O campo emergente da Teologia Digital estuda a intersecção entre a tecnologia e a teologia, analisando como a digitalização afeta a prática religiosa e espiritual. Em 2021, Sutinen e Cooper publicam uma monografia onde exploram uma metodologia de Teologia Digital sob a perspectiva das ciências da computação, destacando a natureza ambivalente das tecnologias digitais e focando-se no impacte das redes sociais na vivência espiritual. A pandemia de COVID-19 acelerou a adopção da tecnologia digital pelas comunidades religiosas, o que forçou uma reavaliação das suas críticas à tecnologia e a adaptar as práticas como cultos online e encontros de oração via Zoom.

As redes sociais, em particular, representam uma espada de dois gumes. Por um lado, facilitam a disseminação rápida de informações e o envolvimento comunitário. Por outro lado, podem exacerbar problemas como a desinformação, o bullying digital e a polarização social. Se pensarmos em documentários como o “The Social Dilemma”, evidencia-se como as redes sociais transformaram as conexões sociais em mecanismos de manipulação, alimentando uma cultura de desinformação e dependência digital viabilizada pela facilidade com que entramos nos ambientes digitais usando os nossos smartphones.

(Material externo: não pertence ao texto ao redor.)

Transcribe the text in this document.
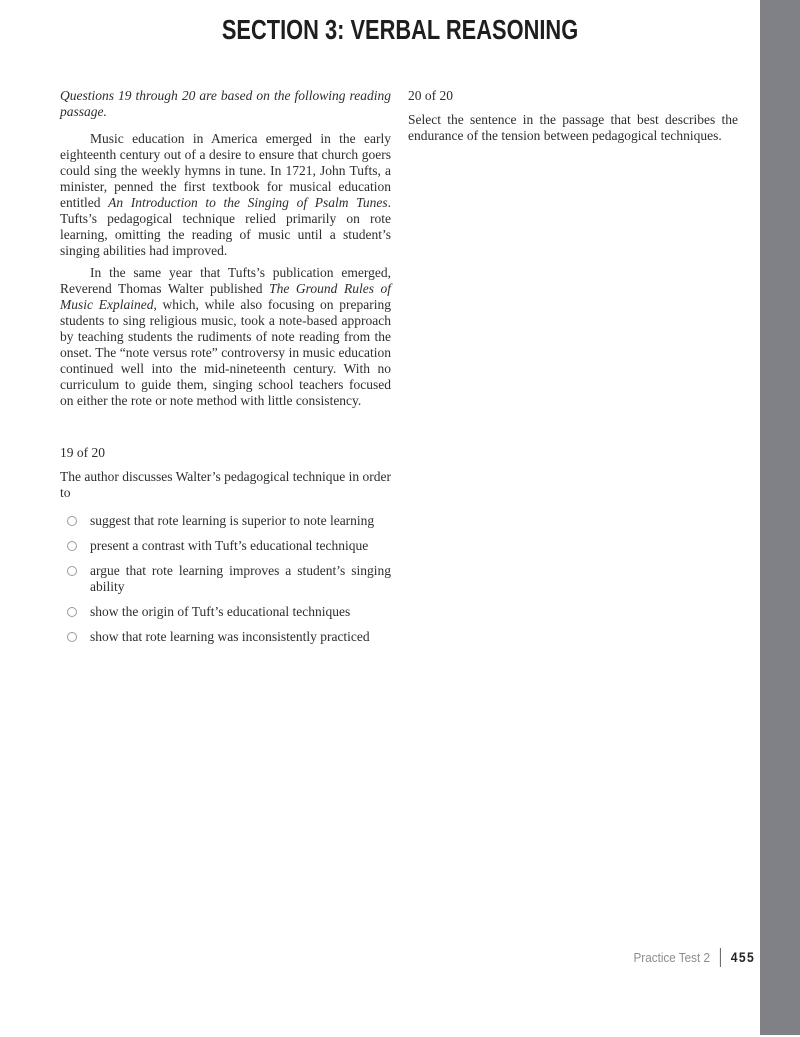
SECTION 3: VERBAL REASONING

Questions 19 through 20 are based on the following reading passage.

Music education in America emerged in the early eighteenth century out of a desire to ensure that church goers could sing the weekly hymns in tune. In 1721, John Tufts, a minister, penned the first textbook for musical education entitled An Introduction to the Singing of Psalm Tunes. Tufts’s pedagogical technique relied primarily on rote learning, omitting the reading of music until a student’s singing abilities had improved.

In the same year that Tufts’s publication emerged, Reverend Thomas Walter published The Ground Rules of Music Explained, which, while also focusing on preparing students to sing religious music, took a note-based approach by teaching students the rudiments of note reading from the onset. The “note versus rote” controversy in music education continued well into the mid-nineteenth century. With no curriculum to guide them, singing school teachers focused on either the rote or note method with little consistency.

19 of 20

The author discusses Walter’s pedagogical technique in order to

suggest that rote learning is superior to note learning
present a contrast with Tuft’s educational technique
argue that rote learning improves a student’s singing ability
show the origin of Tuft’s educational techniques
show that rote learning was inconsistently practiced

20 of 20

Select the sentence in the passage that best describes the endurance of the tension between pedagogical techniques.

Practice Test 2 455
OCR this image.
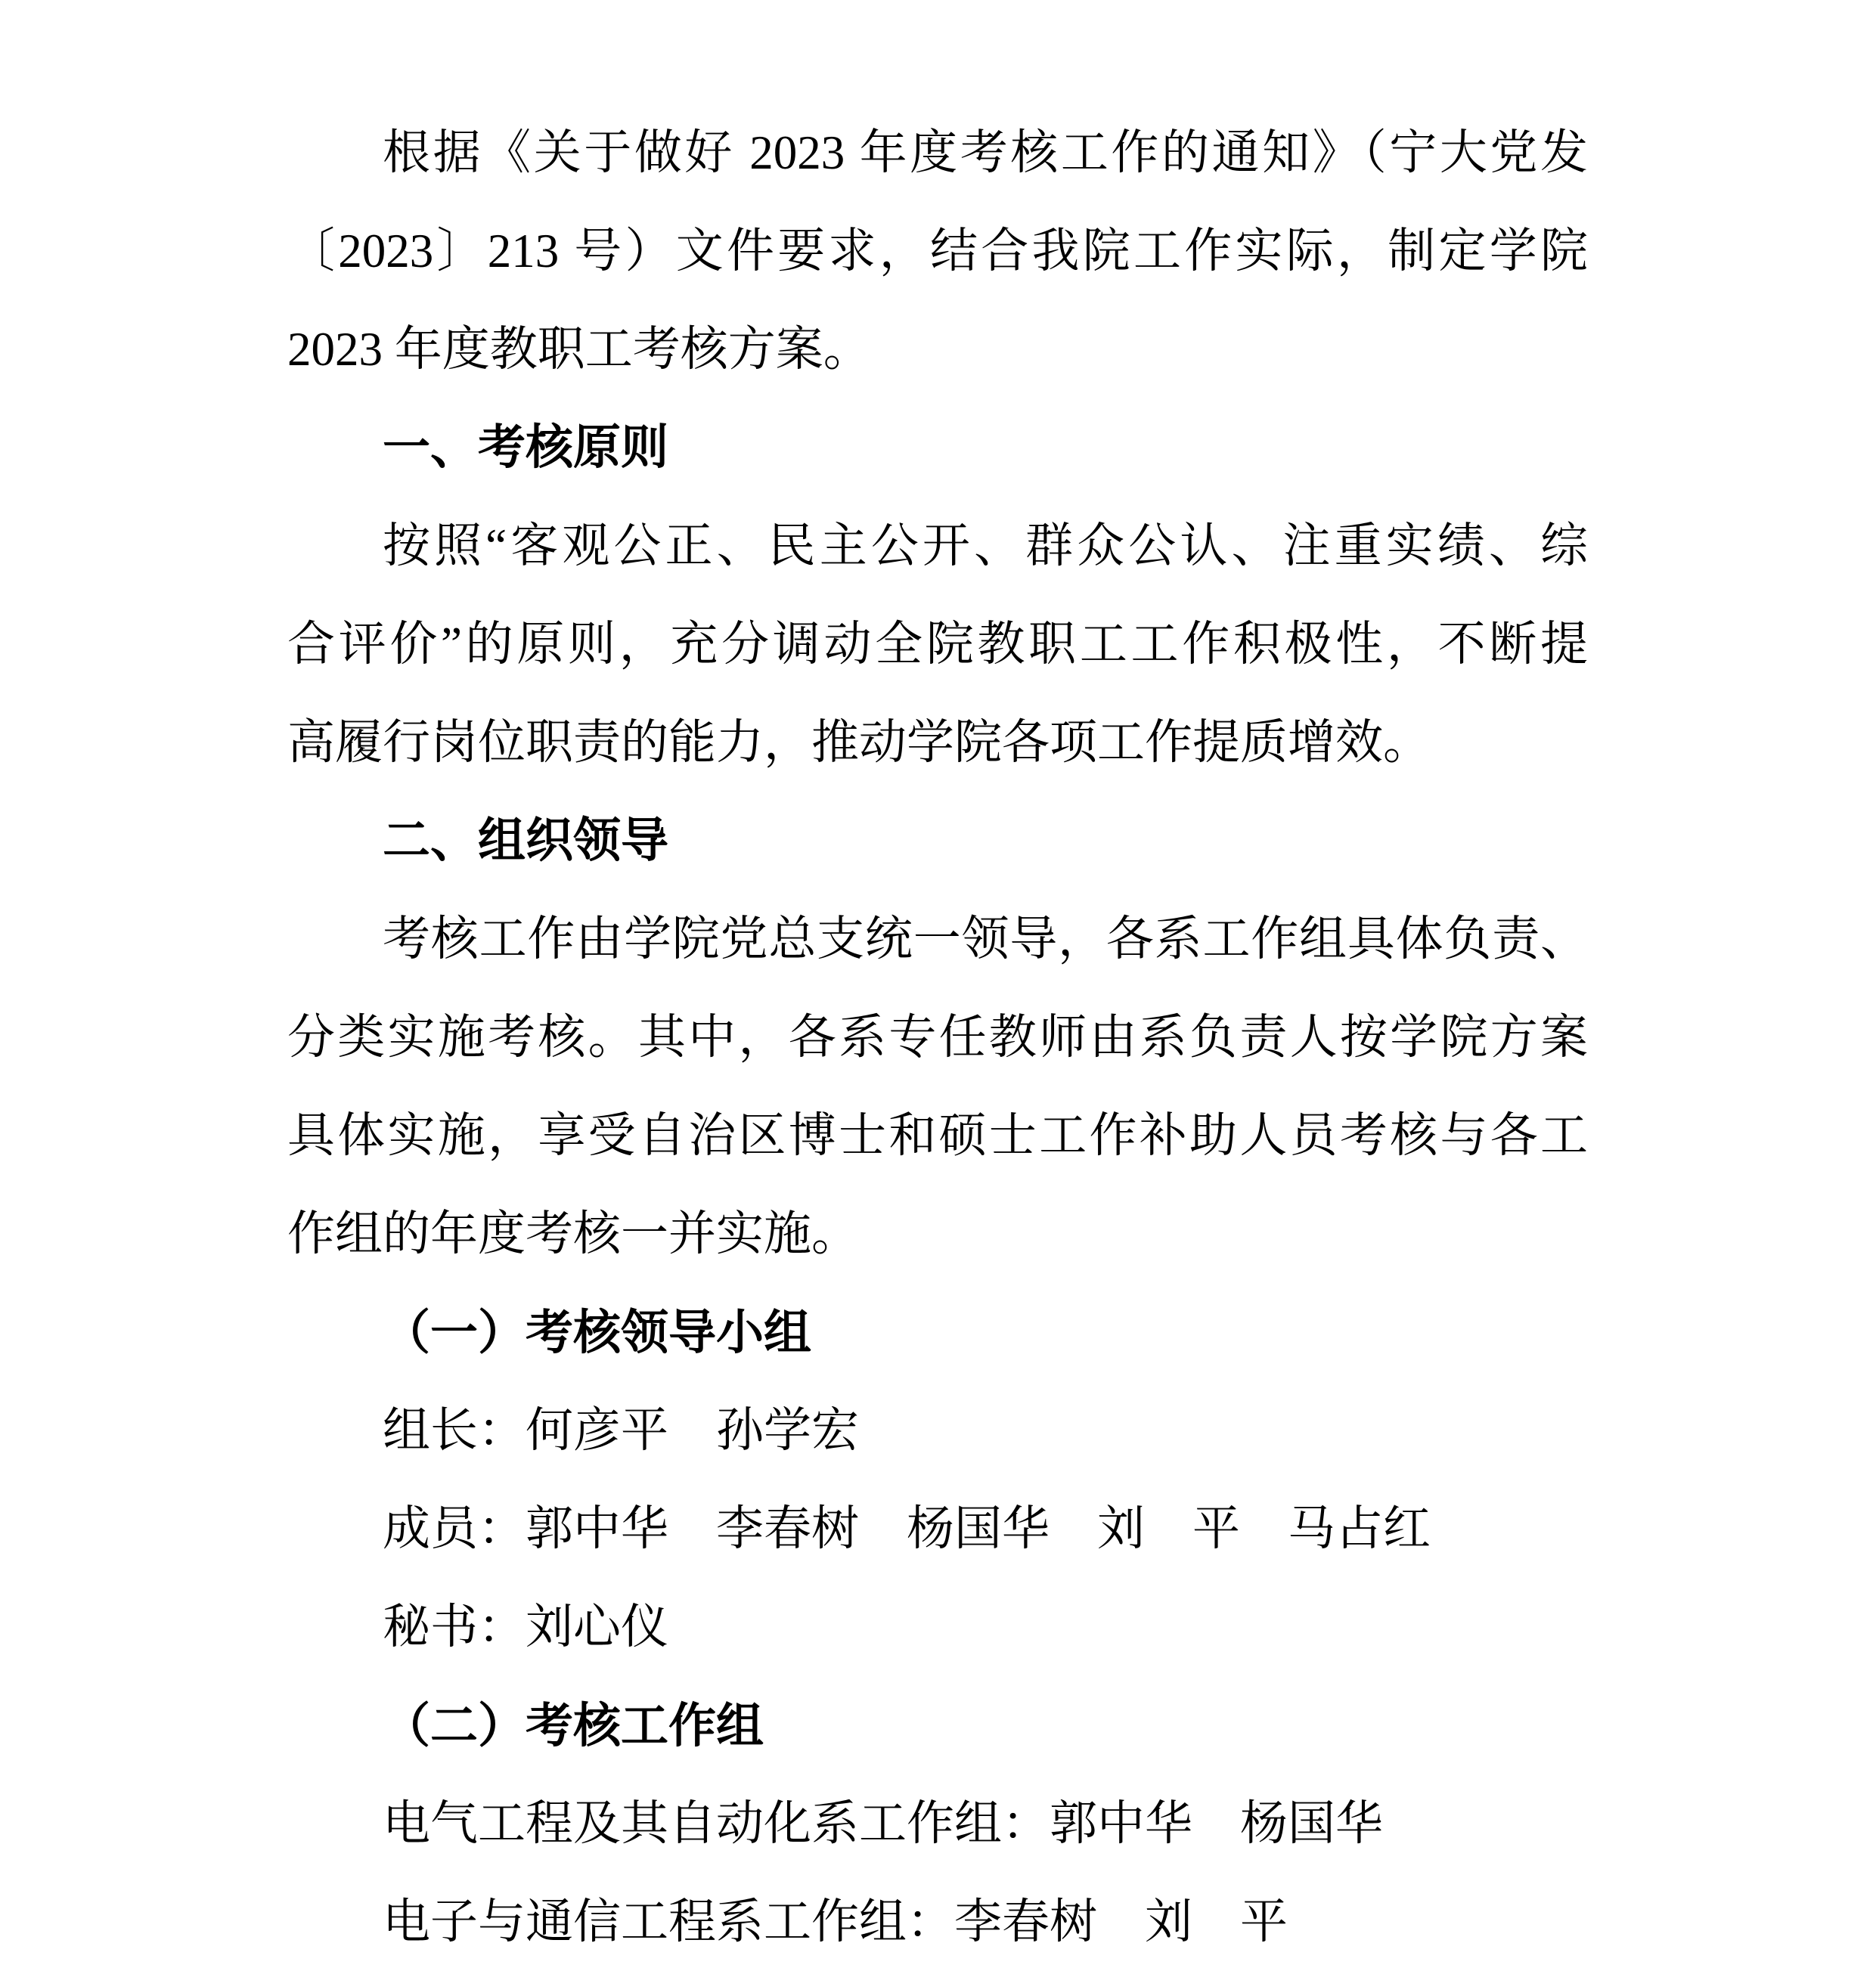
根据《关于做好 2023 年度考核工作的通知》（宁大党发
〔2023〕213 号）文件要求，结合我院工作实际，制定学院
2023 年度教职工考核方案。
一、考核原则
按照“客观公正、民主公开、群众公认、注重实绩、综
合评价”的原则，充分调动全院教职工工作积极性，不断提
高履行岗位职责的能力，推动学院各项工作提质增效。
二、组织领导
考核工作由学院党总支统一领导，各系工作组具体负责、
分类实施考核。其中，各系专任教师由系负责人按学院方案
具体实施，享受自治区博士和硕士工作补助人员考核与各工
作组的年度考核一并实施。
（一）考核领导小组
组长：何彦平　孙学宏
成员：郭中华　李春树　杨国华　刘　平　马占红
秘书：刘心仪
（二）考核工作组
电气工程及其自动化系工作组：郭中华　杨国华
电子与通信工程系工作组：李春树　刘　平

Os estudos demonstram haver uma correlação entre o uso intensivo das redes sociais e uma diminuição na empatia, assim como um aumento nas desordens de saúde mental. Por exemplo, um grupo de investigadores da universidade do Michigan realizou um estudo que revelou um declínio significativo na empatia entre estudantes universitários, coincidindo com a ascensão das redes sociais. Esta correlação sugere que ambientes online podem criar uma barreira entre as pessoas, facilitando a indiferença perante a dor alheia.

Além disso, a desafiliação religiosa entre os jovens parece estar ligada ao uso intensivo da internet. Estudantes universitários expostos às redes sociais tendem a adoptar uma postura menos exclusiva em relação às suas tradições religiosas, preferindo uma abordagem mais sincrética, isto é, que combina princípios de diversas doutrinas, e mais personalizada da espiritualidade. Esta tendência desafia as instituições religiosas a repensarem as suas abordagens e a integrarem as tecnologias digitais de maneira significativa e ética.

No entanto, é crucial reconhecer que as redes sociais também oferecem oportunidades para fortalecer a coesão social e a empatia, se usadas corretamente. Iniciativas que promovem a solidariedade, o apoio comunitário e a disseminação de informações críticas podem mitigar os efeitos negativos. O desafio reside em equilibrar o uso da tecnologia para maximizar os seus benefícios e minimizar os seus danos.

Dado o impacto irreversível da tecnologia digital, é imperativo que os líderes religiosos e as comunidades de fé se envolvam equilibradamente com as novas tecnologias. É necessário desenvolver uma compreensão profunda da cultura digital, daquilo que realmente tem valor e das suas implicações para a espiritualidade. A Teologia Digital é um modo emergente de conhecer Deus através dos ambientes digitais que explorar como podemos orientar as tecnologias emergentes para fins compassivos e éticos. A reflexão teológica contínua e o diálogo aberto são essenciais para navegar neste novo território, garantindo que a fé e a tecnologia avancem de mãos dadas para um futuro mais humano e inclusivo.